Most claimants request a Travel Board hearing when they file their Form 9, but can request it at any time after the Form 9 is filed and through the end of the 90-day period that begins when the case is transferred to the BVA. The claimant will receive a letter indicating that he or she has 90 days to submit new evidence or change representatives.
Strategies for the BVA Hearing
The claimant and the attorney should meet prior to the hearing, review the claims file, and make certain that the file contains all the necessary evidence to satisfy the legal elements of proof. In addition, the attorney and the claimant should review and prepare the testimony and the evidence that will be presented.
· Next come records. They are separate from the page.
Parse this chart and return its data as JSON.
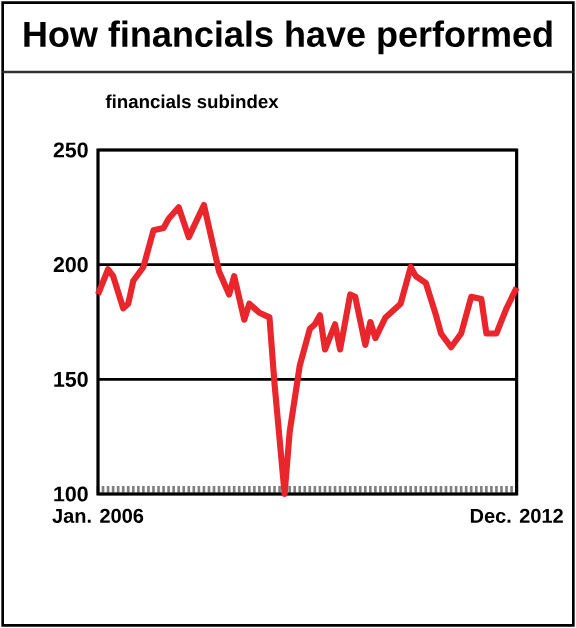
{
  "chart_data": {
    "type": "line",
    "title": "How financials have performed",
    "subtitle": "financials subindex",
    "x": [
      "2006-01",
      "2006-03",
      "2006-04",
      "2006-06",
      "2006-07",
      "2006-08",
      "2006-10",
      "2006-12",
      "2007-02",
      "2007-03",
      "2007-05",
      "2007-07",
      "2007-10",
      "2008-01",
      "2008-03",
      "2008-04",
      "2008-06",
      "2008-07",
      "2008-09",
      "2008-11",
      "2008-12",
      "2009-02",
      "2009-03",
      "2009-05",
      "2009-07",
      "2009-08",
      "2009-09",
      "2009-10",
      "2009-12",
      "2010-01",
      "2010-03",
      "2010-04",
      "2010-06",
      "2010-07",
      "2010-08",
      "2010-10",
      "2011-01",
      "2011-03",
      "2011-04",
      "2011-06",
      "2011-08",
      "2011-09",
      "2011-11",
      "2012-01",
      "2012-03",
      "2012-05",
      "2012-06",
      "2012-08",
      "2012-10",
      "2012-12"
    ],
    "series": [
      {
        "color": "#e8262b",
        "values": [
          187,
          198,
          195,
          181,
          183,
          193,
          199,
          215,
          216,
          220,
          225,
          212,
          226,
          197,
          187,
          195,
          176,
          183,
          179,
          177,
          148,
          100,
          127,
          156,
          172,
          174,
          178,
          163,
          174,
          163,
          187,
          186,
          165,
          175,
          168,
          177,
          183,
          199,
          195,
          192,
          178,
          170,
          164,
          170,
          186,
          185,
          170,
          170,
          181,
          190
        ]
      }
    ],
    "xlim": [
      "2006-01",
      "2012-12"
    ],
    "xticks": [
      {
        "value": "2006-01",
        "label": "Jan. 2006"
      },
      {
        "value": "2012-12",
        "label": "Dec. 2012"
      }
    ],
    "ylim": [
      100,
      250
    ],
    "yticks": [
      100,
      150,
      200,
      250
    ],
    "grid": "y"
  }
}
The hearing is nonadversarial. This means that there is no opposing side to offer competing evidence or to cross-examine witnesses. The Federal Rules of Evidence do not apply.
The primary issues of a nexus and an in-service occurrence should hopefully be established with the documentary evidence. Thus, it is a good idea to focus on the issues where lay evidence can buttress the case. For instance, on the issue of continuity of symptomatology, lay evidence can be very useful, and the attorney should make certain this testimony is elicited during the hearing.
In terms of basic procedure, when the claimant’s case is called, he and his attorney would go to the hearing room. Prior to the claimant and any witnesses being sworn in, an informal off-the-record discussion takes place. This informal discussion deals with the issues on appeal and what documentary evidence will be submitted.
Next, the attorney will provide an opening statement. The attorney should summarize the issues and what the testimony will show. He should also comment on the relevant legal requirements and discuss why the evidence shows entitlement to the benefits sought.
Following the opening statement, the attorney should lead the claimant and any witnesses through direct examination. The Veterans Law Judge (“VLJ”) will often then have an opportunity to ask some questions of the claimant to elicit information. The VLJ’s questioning should not be in the form of “cross-examination.”
Finally, the attorney can offer a closing statement.